I risultati dello Studio hanno quindi messo in evidenza la necessità di ricalcolare il valore economico della biodiversità e di individuare nuove strategie di gestione forestale ed efficaci politiche di conservazione. I ricercatori hanno analizzato oltre 777 mila aree boschive permanenti di 44 Paesi (in Italia nel Friuli Venezia Giulia e Trentino) composte da più di 30 milioni di alberi e 8700 specie diverse, prendendo in considerazione i principali ecosistemi forestali globali: da quelli piu’ a nord, in Siberia, ai piu’ meridionali, in Patagonia; dalle zone piu’ fredde, a Oimyakon in Russia, alle piu’ calde, a Palau, nel Pacifico occidentale; a quelle con maggiori varieta’, a Bahia in Brasile. Circa un terzo della superficie terrestre, pari a quattro miliardi di ettari, e’ coperta da foreste, ecosistemi che ospitano migliaia di specie di piante, animali e micro-organismi e che sono in grado di fornire beni e sevizi per l’intera umanita’.

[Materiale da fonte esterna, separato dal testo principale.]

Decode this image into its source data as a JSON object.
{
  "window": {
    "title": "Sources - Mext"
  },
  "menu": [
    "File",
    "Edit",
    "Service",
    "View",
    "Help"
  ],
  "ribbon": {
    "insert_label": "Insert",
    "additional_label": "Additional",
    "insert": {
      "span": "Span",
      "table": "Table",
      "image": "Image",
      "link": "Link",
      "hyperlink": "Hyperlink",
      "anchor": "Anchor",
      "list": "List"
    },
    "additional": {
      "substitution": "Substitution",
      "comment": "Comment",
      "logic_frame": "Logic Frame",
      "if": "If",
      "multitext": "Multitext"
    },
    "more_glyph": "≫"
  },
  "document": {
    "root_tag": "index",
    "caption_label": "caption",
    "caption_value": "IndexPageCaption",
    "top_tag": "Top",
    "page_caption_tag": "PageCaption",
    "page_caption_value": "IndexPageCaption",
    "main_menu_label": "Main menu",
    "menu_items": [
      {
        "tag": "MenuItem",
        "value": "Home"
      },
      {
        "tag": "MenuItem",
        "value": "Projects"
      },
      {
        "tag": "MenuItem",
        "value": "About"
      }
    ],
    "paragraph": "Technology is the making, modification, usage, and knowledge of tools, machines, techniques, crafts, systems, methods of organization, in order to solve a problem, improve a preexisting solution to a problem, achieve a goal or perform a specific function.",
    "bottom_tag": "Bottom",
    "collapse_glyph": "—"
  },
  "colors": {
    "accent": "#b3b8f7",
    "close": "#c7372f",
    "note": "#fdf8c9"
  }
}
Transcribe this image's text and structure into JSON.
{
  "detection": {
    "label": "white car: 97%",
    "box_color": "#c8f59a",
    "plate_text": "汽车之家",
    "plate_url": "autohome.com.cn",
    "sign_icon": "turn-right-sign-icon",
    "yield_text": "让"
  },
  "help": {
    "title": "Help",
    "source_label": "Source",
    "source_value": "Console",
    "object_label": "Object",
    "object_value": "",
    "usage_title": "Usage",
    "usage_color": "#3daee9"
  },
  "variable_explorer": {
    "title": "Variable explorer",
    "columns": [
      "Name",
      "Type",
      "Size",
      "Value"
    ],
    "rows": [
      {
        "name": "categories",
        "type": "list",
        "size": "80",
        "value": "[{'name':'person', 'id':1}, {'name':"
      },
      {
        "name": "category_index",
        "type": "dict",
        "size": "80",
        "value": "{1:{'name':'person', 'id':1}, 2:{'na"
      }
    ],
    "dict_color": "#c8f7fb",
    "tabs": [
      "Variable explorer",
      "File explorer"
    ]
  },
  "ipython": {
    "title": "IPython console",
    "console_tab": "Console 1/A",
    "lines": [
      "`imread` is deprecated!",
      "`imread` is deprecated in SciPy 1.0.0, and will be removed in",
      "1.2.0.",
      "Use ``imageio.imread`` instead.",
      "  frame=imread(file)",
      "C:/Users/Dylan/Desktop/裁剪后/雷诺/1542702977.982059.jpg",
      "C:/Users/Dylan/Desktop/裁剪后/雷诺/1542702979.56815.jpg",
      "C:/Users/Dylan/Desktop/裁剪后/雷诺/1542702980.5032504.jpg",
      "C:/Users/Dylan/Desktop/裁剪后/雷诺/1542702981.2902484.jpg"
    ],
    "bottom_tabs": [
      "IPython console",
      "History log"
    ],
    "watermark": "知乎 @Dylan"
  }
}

Per questo – spiega Alberti – la storia della conservazione della natura e della biodiversita’ si intreccia profondamente a quella delle foreste, della gestione dei boschi e della selvicoltura. Infatti, il mantenimento e/o il ripristino della biodiversita’ nelle foreste promuove la loro resistenza alle pressioni antropiche ed e’ quindi una specie di “polizza assicurativa” a salvaguardia degli effetti dei cambiamenti climatici in atto. In questo senso, quindi, il mantenimento della biodiversita’ delle foreste ha un effetto positivo sulla loro capacita’ di resilienza e sulla possibilita’ che questi ecosistemi continuino ad erogare beni e servizi fondamentali alle future generazioni. Oltre all’Universita’ di Udine, gli altri partner italiani dello Studio sono la Fondazione “Edmund Mach” di San Michele all’Adige (Trento), il Museo delle scienze (Muse) di Trento, l’Universita’ di Firenze e l’Architecture and Environment Department del gruppo Italcementi.